The finding emerged from the latest inclusion and diversity survey by Energy & Utility Skills (E&U Skills). But the workforce body’s chief, Phil Beach, warned that the percentages of women and ethnic minorities in the utilities “lags significantly behind the UK as a whole.”
In its annual Inclusion Measurement Framework report, E&U Skills pointed to “positive improvements” in diversity and inclusion across the utility sector in 2023 with a hike in the proportion of women in the workforce taking it to 30% in 2023 from 26.5% in the previous year. And it found that the water industry had retained its place as having the highest percentage of female employees at 35% – up from 28.3%.
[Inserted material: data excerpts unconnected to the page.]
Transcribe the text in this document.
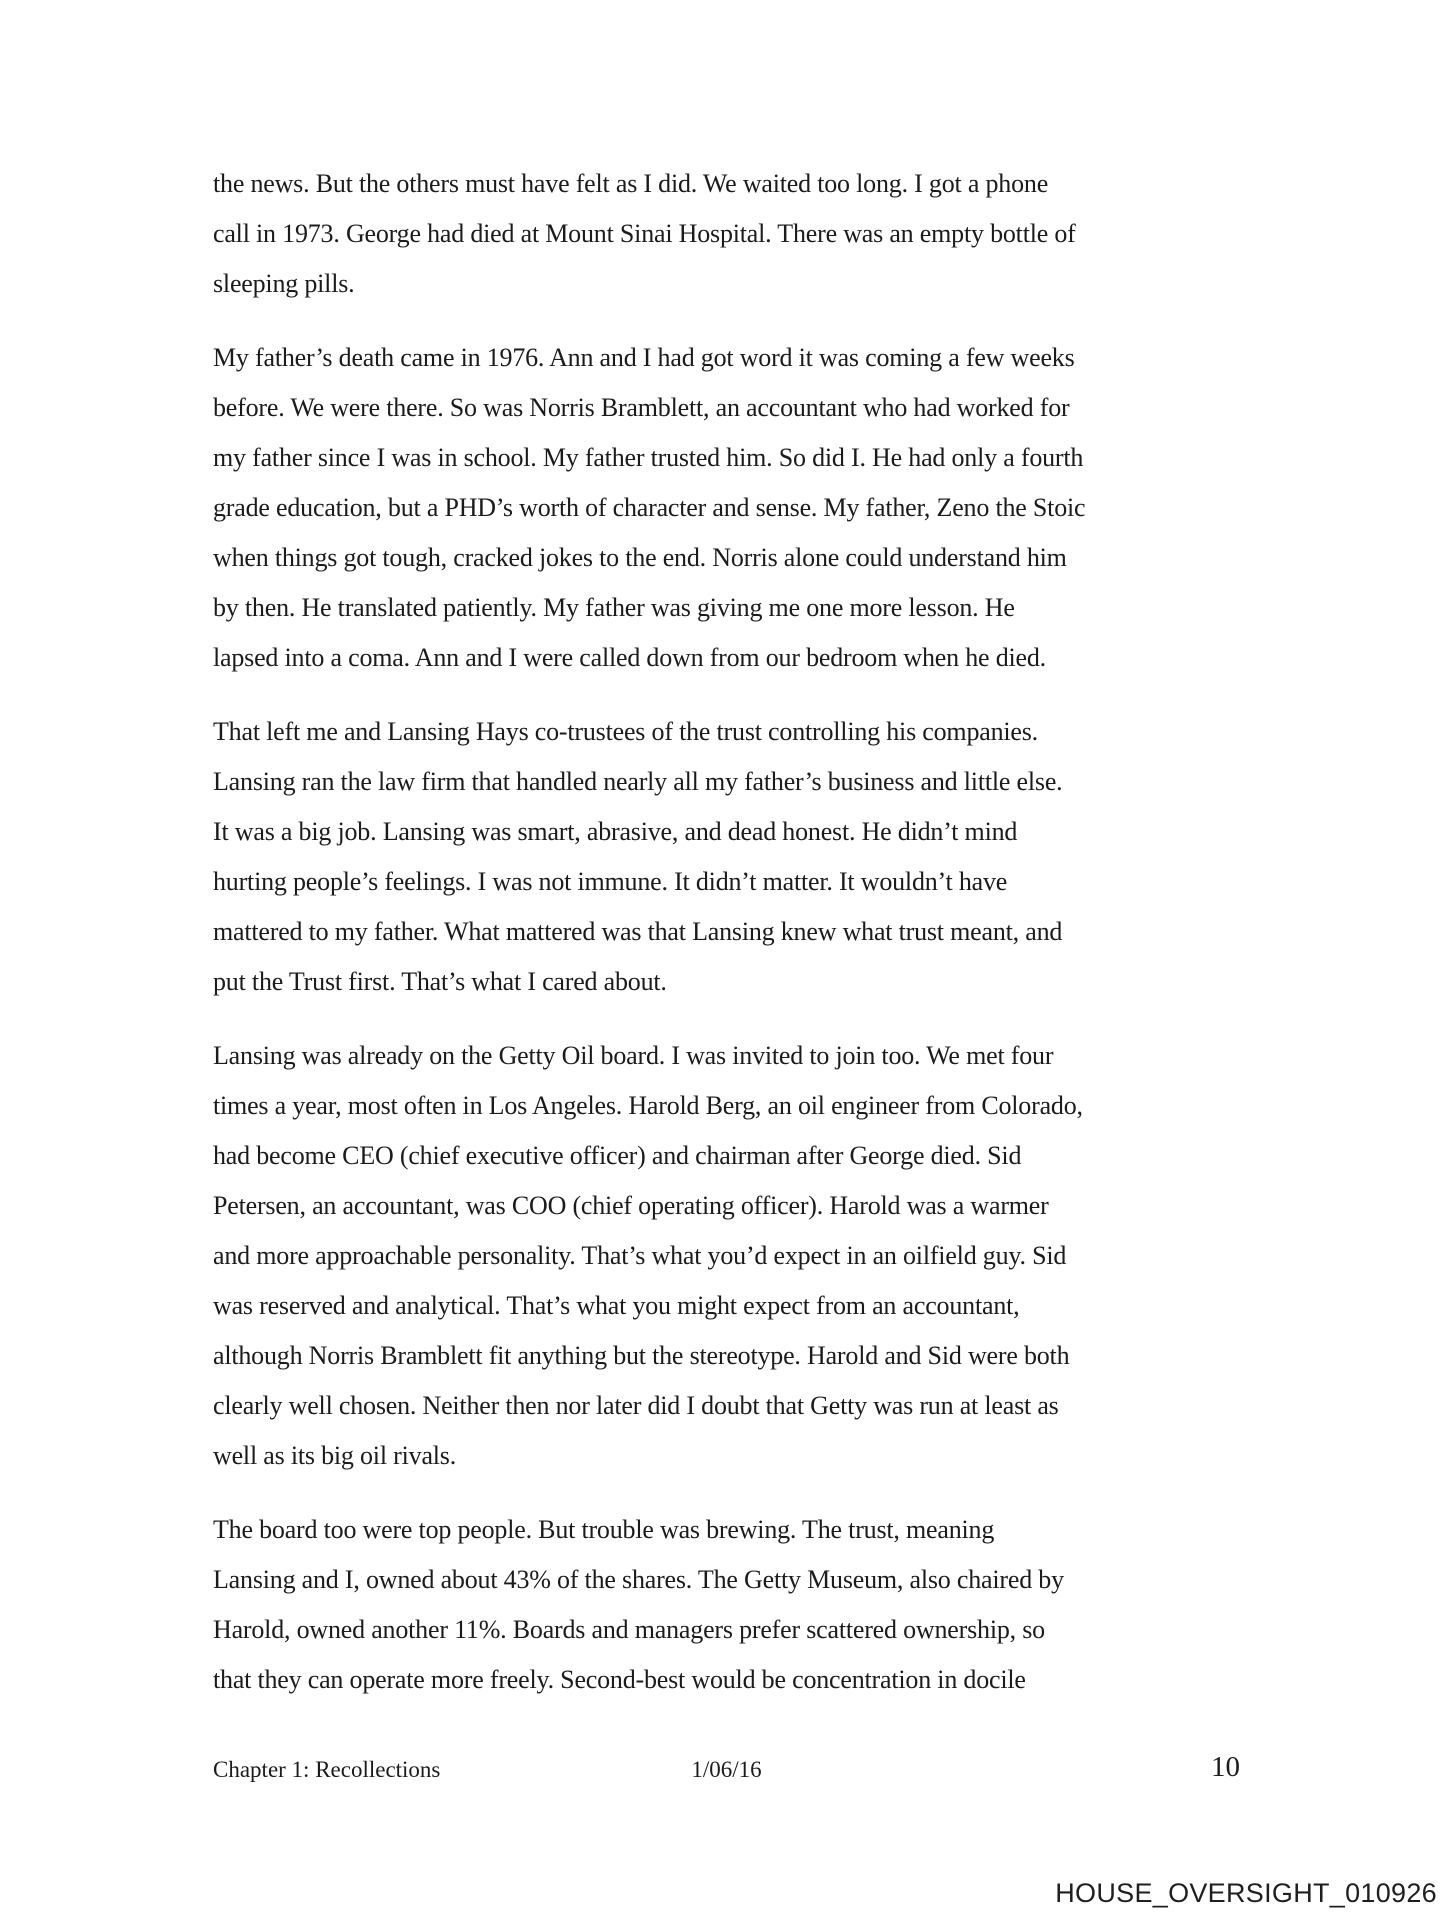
the news. But the others must have felt as I did. We waited too long. I got a phone
call in 1973. George had died at Mount Sinai Hospital. There was an empty bottle of
sleeping pills.
My father’s death came in 1976. Ann and I had got word it was coming a few weeks
before. We were there. So was Norris Bramblett, an accountant who had worked for
my father since I was in school. My father trusted him. So did I. He had only a fourth
grade education, but a PHD’s worth of character and sense. My father, Zeno the Stoic
when things got tough, cracked jokes to the end. Norris alone could understand him
by then. He translated patiently. My father was giving me one more lesson. He
lapsed into a coma. Ann and I were called down from our bedroom when he died.
That left me and Lansing Hays co-trustees of the trust controlling his companies.
Lansing ran the law firm that handled nearly all my father’s business and little else.
It was a big job. Lansing was smart, abrasive, and dead honest. He didn’t mind
hurting people’s feelings. I was not immune. It didn’t matter. It wouldn’t have
mattered to my father. What mattered was that Lansing knew what trust meant, and
put the Trust first. That’s what I cared about.
Lansing was already on the Getty Oil board. I was invited to join too. We met four
times a year, most often in Los Angeles. Harold Berg, an oil engineer from Colorado,
had become CEO (chief executive officer) and chairman after George died. Sid
Petersen, an accountant, was COO (chief operating officer). Harold was a warmer
and more approachable personality. That’s what you’d expect in an oilfield guy. Sid
was reserved and analytical. That’s what you might expect from an accountant,
although Norris Bramblett fit anything but the stereotype. Harold and Sid were both
clearly well chosen. Neither then nor later did I doubt that Getty was run at least as
well as its big oil rivals.
The board too were top people. But trouble was brewing. The trust, meaning
Lansing and I, owned about 43% of the shares. The Getty Museum, also chaired by
Harold, owned another 11%. Boards and managers prefer scattered ownership, so
that they can operate more freely. Second-best would be concentration in docile
Chapter 1: Recollections	1/06/16	10
HOUSE_OVERSIGHT_010926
The report found that minority ethnic staff in the utility sector made up 12.3% of the workforce – a year-on-year increase of 5.3 percentage points. And it reported near threefold growth in the proportion of minority ethnic people holding positions in the sector’s leadership, moving from 2.8% in 2022 to 9.9% in 2023. However, in an accompanying, separate survey of utility leadership – defined as board members and those reporting to them – E&U Skills found the increase as 4.6% to 5.9%.
In his foreword, Beach wrote: “We are also seeing a continuing loss of diverse talent with increasing levels of women and ethnic minorities leaving their roles.” E&U Skills emphasised that while there had been progress in addressing the issue of ethnically diverse candidates being screened out during recruitment, this still requires improvement.
The whole report showed an increase in LGBTQ+ representation from 1% in 2022 to 3% in 2023, “nearing parity with the UK workforce representation”. And according to the report, disabled people remain significantly underrepresented across the energy and utilities sector, making up 4% of the workforce, compared to 23% across the UK.